Tendai “The Beast” Mtawarira, the burly Springbok and Sharks prop who is easily one of the most popular athletes in South Africa, is a Zimbabwean national. This has never raised anyone’s hackles in any meaningful way in the past. But suddenly South Africa’s Ministry for Sport, at the head of which sits Makhenkesi Stofile, has decided that The Beast’s presence in South Africa is not justified. According to an advertisement placed in numerous media sources:

“The officials of the Saru [South African Rugby Union] even inform us that Mr Mtawarira ‘is currently on an exceptional skills visa (work permit)’. If such a work permit has been issued on the basis of his skills as a prop forward, the concept ‘scarce skills’ was vulgarised. The Sharks or any provincial unit or professional club may motivate for the issuing of a work permit for a limited number of foreign players or administrators. Such application must be accompanied by a COMPELLING motivation.”

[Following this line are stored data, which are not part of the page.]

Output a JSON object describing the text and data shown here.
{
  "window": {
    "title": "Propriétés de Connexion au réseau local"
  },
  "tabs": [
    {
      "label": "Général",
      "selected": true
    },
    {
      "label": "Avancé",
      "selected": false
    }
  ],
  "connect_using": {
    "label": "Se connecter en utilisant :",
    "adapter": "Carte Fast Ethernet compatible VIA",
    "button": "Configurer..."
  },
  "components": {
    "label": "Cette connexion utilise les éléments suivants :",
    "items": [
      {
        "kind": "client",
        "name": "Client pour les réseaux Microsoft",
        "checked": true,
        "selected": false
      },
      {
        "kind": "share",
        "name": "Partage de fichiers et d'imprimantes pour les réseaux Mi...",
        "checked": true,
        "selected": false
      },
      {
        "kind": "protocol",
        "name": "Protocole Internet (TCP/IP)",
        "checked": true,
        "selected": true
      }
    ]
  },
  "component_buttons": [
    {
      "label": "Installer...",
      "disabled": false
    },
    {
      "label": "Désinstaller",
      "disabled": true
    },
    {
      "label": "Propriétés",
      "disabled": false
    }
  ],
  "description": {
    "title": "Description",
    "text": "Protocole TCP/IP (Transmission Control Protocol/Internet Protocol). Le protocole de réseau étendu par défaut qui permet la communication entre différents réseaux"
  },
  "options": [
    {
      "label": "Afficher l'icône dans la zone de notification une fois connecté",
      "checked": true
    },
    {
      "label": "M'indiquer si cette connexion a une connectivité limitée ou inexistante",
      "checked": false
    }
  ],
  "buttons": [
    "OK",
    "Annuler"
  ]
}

First off, countries play fast and loose with these sorts of rules all the time. When I was living in South Africa for the first time, a local minister practically begged me to stay, largely on these “special skills” justifications. I am a historian by training, hardly an essential skill that would require an American when there are so many South African historians available. But it is possible that I could have filled a special niche that no one in South Africa fit exactly. The point is that officials make these sorts of decisions all the time. And so it is hard to draw any conclusion other than that Stofile’s ministry is grandstanding (at a cost to the state of at minimum R100,000) while at the same time fueling the xenophobia that has been stirred in the country over the course of recent months.  It is all well and good to want to develop local athletes. But is the answer really to go after a popular black Zimbabwean with threats that would amount to an expulsion order back to Robert Mugabe’s Zimbabwe?